For many of these students, a graduate degree in business unlocks new skills and expertise, allowing them to transition to new leadership opportunities or new industries altogether. “I’ve been in the military for 10 years so I really didn’t know how corporate America worked or how it was structured, because I hadn’t been around it,” says Rob Monk, a major in the U.S. Army and 2015 alumnus of the Online Master of Science in Information program. “I learned a lot about how the civilian world works through the MSIM program, and that was a really valuable takeaway.”
“I feel like I now can speak the language of business,” he adds of his transition to a post-military career. “Before the program, if I had tried to explain my military experience to a potential employer, I don’t think I would have been able to convey the right message.”
New skills that open new doors
Developing the toolkit that potential employers want most is a common theme among graduates. Malalay Sherzada earned bachelor’s degrees in anthropology and justice studies before realizing working in those fields didn’t fuel her passion. “Before I joined W. P. Carey, I had worked in non-profit. I also went abroad and taught English in China. But I just didn’t see myself in the non-profit world,” she admits. So, she enrolled in the W. P. Carey Master of Science in Management program, which she now calls her “golden ticket” to a more rewarding career.
“One of the main things I got out of the MiM degree that I didn’t innately have before was confidence,” she says, adding that all the new know-how she has acquired over the course of the nine-month program — from critical thinking skills, to marketing to project management — will give her an edge with future employers over candidates with no business school experience. Malalay is already putting her new strengths to work, focusing on fundraising positions that work with philanthropists and organizations to spur awareness of and investment in STEM programs for underserved populations, like women of color and elementary school-aged girls.
The skills that W. P. Carey students acquire certainly do pay dividends on the job. According to the 2014 Gallup-Purdue Index Report, “Great Jobs, Great Lives,” the majority of ASU alumni are thriving in their careers. Among the findings:
- Two-thirds of ASU graduates surveyed are employed full time, compared to 59 percent nationally
- Nearly half of fully employed ASU graduates (47 percent) say they are engaged at work versus the national average of 39 percent
- ASU alumni are more likely to be engaged in their work than graduates of other large public universities
Happiness is the truth
ASU graduates indicate that they are more interested in the work they do than their counterparts from other schools and nearly one-third claim that they don’t just go to work every day; they go to their ideal job.
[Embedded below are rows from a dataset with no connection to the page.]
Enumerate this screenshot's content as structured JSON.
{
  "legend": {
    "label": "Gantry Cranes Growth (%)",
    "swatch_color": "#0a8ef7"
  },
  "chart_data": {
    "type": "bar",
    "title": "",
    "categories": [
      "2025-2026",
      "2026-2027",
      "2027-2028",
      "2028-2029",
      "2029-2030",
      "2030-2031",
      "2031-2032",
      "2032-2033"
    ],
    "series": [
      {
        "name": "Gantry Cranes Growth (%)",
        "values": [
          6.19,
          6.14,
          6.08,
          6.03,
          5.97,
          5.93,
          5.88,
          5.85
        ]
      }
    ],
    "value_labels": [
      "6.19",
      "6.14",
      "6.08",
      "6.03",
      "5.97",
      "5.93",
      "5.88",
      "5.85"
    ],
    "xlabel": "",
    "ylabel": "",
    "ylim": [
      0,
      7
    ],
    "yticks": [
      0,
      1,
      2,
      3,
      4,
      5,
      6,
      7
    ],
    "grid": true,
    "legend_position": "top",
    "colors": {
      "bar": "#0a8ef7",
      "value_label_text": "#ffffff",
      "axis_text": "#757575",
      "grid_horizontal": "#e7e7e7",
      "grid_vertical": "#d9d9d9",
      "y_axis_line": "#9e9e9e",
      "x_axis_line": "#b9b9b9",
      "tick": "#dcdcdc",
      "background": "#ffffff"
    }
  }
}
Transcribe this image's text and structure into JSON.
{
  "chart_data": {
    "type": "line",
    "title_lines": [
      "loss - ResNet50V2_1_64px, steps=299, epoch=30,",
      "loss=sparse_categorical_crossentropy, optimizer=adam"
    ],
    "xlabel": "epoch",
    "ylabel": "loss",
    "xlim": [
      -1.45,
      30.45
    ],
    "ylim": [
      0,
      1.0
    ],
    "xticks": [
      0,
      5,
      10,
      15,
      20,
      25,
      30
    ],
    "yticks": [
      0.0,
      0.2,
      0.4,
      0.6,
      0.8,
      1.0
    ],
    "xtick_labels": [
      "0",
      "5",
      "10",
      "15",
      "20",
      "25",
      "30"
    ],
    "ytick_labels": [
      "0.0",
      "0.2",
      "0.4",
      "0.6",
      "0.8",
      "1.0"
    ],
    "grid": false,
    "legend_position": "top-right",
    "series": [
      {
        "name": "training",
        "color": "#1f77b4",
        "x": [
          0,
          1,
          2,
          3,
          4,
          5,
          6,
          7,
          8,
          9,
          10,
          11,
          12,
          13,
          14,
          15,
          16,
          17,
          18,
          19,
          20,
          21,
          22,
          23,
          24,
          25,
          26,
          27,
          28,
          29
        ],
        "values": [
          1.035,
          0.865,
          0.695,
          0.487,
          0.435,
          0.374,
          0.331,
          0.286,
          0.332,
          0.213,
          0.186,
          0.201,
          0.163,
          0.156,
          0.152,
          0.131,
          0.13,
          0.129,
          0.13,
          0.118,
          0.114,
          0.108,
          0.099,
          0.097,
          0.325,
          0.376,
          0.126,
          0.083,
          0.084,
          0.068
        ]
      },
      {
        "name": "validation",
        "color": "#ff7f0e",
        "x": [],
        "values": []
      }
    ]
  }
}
Among the key factors driving those results are student support and experiential learning, both hallmarks of the W. P. Carey experience.
The Gallup-Purdue Index Report also gives Sun Devils high marks for happiness outside of work. In a word, they’re thriving. Surveyed on five critical elements of well-being — purpose, social, financial, community, and physical — ASU alumni are ahead of the national average in three categories and are significantly more likely than their peers to overachieve in all five areas.
For Seth Fleming, there is an extra reason to be happy after graduation. “I never in a million years thought that I would meet my girlfriend in business school,” he beams. “There are a lot of demands that come with being a Full-time MBA student and I don’t know if anyone could have appreciated or understood those demands if they weren’t in the program with me. It’s been a great foundation for our relationship going forward.”
Whether it’s new skills, new confidence and knowledge or new relationships, building great foundations is what we’re all about at the W. P. Carey School of Business.